All’Accademia Carrara di Bergamo è in esposizione, fino al 26 gennaio 2018, il Cristo Redentore Benedicente di Raffaello, un olio su tavola proveniente dalla Pinacoteca Tosio Martinengo di Brescia. Il dipinto si affianca al San Sebastiano, già patrimonio della Carrara, ed è l’anticipazione offerta ai visitatori della mostra Raffaello e l’eco del mito in programma a bergamo dal 27 gennaio al 6 maggio 2018.

Un'opera giovanile

Il Cristo, prodotto attorno al 1505-1506, si colloca alla fine del soggiorno a Urbino di Raffaello quando l’opera dell’ancora giovane pittore (era nato nel 1483) si concentrava principalmente su soggetti di stampo religioso destinati a committenti privati.

L’Umanesimo matematico della corte di Federico da Montefeltro aveva trovato in Guidobaldo il suo valido erede, il quale commissionò al già apprezzato Raffaello una serie di tavole (una Madonna, il San Michele e il drago, oggi al Louvre e il San Giorgio e il drago, conservato alla National Gallery of Art di Washington).
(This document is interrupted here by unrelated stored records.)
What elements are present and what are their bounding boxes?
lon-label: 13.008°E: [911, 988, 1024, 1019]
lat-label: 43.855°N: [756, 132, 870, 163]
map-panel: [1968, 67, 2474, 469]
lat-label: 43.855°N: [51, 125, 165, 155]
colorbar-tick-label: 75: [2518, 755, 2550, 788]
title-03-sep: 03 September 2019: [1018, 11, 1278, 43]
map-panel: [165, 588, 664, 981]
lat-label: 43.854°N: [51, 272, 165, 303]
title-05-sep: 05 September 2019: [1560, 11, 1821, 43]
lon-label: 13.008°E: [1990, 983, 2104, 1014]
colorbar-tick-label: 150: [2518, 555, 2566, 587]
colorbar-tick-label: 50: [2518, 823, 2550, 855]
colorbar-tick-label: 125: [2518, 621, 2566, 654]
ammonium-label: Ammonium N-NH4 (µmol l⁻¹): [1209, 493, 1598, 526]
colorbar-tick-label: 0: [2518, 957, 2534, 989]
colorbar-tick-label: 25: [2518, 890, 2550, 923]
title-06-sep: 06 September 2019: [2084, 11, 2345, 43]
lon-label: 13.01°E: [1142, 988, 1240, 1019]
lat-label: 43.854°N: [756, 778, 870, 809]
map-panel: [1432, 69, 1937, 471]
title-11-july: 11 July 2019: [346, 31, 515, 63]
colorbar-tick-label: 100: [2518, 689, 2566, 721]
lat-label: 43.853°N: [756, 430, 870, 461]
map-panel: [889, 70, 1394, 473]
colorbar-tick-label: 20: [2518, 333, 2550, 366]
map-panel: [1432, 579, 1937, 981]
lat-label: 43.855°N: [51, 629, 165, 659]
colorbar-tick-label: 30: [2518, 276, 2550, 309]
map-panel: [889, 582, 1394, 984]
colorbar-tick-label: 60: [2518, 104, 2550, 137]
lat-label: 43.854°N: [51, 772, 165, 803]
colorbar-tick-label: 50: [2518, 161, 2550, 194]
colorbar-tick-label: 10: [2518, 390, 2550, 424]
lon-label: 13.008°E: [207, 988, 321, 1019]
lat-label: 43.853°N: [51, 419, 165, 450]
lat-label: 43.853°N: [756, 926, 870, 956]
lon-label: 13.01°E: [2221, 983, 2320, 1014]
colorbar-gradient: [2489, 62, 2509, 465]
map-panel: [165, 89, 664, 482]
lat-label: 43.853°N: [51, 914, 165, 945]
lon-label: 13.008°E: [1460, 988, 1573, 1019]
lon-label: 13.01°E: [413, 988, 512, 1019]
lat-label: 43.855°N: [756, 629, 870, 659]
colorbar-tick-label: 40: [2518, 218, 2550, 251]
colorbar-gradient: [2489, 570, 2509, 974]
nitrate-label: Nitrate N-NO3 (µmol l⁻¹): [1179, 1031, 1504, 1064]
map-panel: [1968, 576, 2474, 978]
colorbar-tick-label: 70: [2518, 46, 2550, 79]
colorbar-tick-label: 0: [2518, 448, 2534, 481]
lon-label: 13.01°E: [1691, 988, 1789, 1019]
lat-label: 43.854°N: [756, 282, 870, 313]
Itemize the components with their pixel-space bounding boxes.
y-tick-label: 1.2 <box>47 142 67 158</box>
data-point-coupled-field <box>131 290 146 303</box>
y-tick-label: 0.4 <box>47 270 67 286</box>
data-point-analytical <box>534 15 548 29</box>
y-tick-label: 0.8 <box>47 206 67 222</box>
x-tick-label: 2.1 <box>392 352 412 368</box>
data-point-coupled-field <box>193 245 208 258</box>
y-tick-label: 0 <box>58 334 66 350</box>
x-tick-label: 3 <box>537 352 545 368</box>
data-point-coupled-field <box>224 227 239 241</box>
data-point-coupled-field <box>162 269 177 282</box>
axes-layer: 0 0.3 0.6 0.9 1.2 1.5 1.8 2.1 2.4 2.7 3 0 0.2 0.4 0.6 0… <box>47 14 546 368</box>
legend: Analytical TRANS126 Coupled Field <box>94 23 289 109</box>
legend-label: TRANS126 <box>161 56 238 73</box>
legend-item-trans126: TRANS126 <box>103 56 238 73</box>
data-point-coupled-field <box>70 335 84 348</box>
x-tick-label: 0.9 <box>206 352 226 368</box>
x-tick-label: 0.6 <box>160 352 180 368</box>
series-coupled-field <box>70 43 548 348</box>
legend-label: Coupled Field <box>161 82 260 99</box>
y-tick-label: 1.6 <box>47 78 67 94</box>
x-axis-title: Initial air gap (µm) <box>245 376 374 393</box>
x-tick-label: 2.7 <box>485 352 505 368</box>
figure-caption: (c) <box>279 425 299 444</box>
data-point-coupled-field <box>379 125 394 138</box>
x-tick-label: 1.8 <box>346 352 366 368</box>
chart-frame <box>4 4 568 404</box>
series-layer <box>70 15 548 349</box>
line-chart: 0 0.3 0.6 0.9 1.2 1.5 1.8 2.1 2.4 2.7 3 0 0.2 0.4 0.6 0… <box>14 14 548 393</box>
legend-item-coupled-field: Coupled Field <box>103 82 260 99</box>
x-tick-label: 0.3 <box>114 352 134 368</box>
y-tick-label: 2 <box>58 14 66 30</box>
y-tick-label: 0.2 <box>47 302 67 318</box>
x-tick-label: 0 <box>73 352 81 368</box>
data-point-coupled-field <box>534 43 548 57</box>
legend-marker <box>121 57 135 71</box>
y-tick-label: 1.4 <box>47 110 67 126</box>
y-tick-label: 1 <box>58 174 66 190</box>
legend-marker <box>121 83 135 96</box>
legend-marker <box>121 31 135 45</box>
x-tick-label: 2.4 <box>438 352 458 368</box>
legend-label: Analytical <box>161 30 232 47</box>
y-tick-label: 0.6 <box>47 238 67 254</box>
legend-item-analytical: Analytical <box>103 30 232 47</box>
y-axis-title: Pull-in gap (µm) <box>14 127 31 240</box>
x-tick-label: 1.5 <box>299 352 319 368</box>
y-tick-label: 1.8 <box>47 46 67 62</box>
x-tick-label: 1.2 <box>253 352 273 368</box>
Il giovane pittore aveva soggiornato a lungo a Città di Castello, dove aveva dipinto lo Sposalizio della Vergine per la chiesa di san Francesco, e a Firenze. E proprio il paesaggio umbro segna lo sfondo del Cristo Redentore, la cui figura a torso nudo e dai tratti classicheggianti propri dell’Umanesimo urbinate, occupa l’intera tavola.

La simbologia dell'opera

La tunica rossa e la corona di spine con le gocce di sangue che colano sulla fronte sono i simboli della passione, così come le ferite ancora sanguinanti al costato e sulle mani.

Il segno di benedizione con la mano destra e le dita che formano il simbolo della Trinità, si collega con la mano sinistra portata al torace ad indicare la parte trafitta dalla lancia.

Il pollice, l’indice e il medio della mano sinistra riprendono il simbolo della Trinità, mentre il mignolo che diverge dall’anulare che, invece, incrocia leggermente il medio, possono rimandare al Cristogramma “I X”, “Gesù Cristo” (ΙΗΣΟΥΣ ΧΡΙΣΤΟΣ in greco).

La postura della mano sinistra ricorda quanto fruttuoso sia stato il periodo di apprendistato che Raffaello fece presso la bottega del padre, Giovanni Santi (1433-1494) morto una decina d’anni prima. Il Cristo accompagnato da due angeli, dipinto da Giovanni nel 1490 ed oggi custodito al Museo di Belle Arti di Budapest, è stato il modello da cui Raffaello ha ripreso il suo Cristo Redentore.

Sempre dal padre, il pittore urbinate acquisì l’attenzione ai particolari derivata dai famminghi. I dettagli della barba del Cristo Benedicente, dei boccoli dei capelli del Cristo e del San Sebastiano, del ricamo della veste del San Sebastiano sono anticipazioni di tecniche pittoriche che si completeranno nel periodo di residenza a Firenze, quando dipingerà capolavori come Maddalena Strozzi e la Dama col liocorno, fortemente influenzate da Leonardo.

Il Cristo Benedicente e il San Sebastiano

Il Cristo Benedicente posto accanto al San Sebastiano mette in risalto similtudini tra i due dipinti, in particolare nelle fattezze del volto, entrambi considerati come autoritratti di Raffaello. Il capo leggermente inclinato, lo sguardo diretto verso il basso, la capigliatura che poggia sulla spalla destra e invece cade direttamente sulla schiena alla sinistra del soggetto denotano un divario cronologico tra i due dipinti molto breve (il San Sebastiano è stato dipinto quattro anni prima del Redentore) e, soprattutto, l’influenza del Perugino, alla cui bottega Raffaello ha inizialmente lavorato.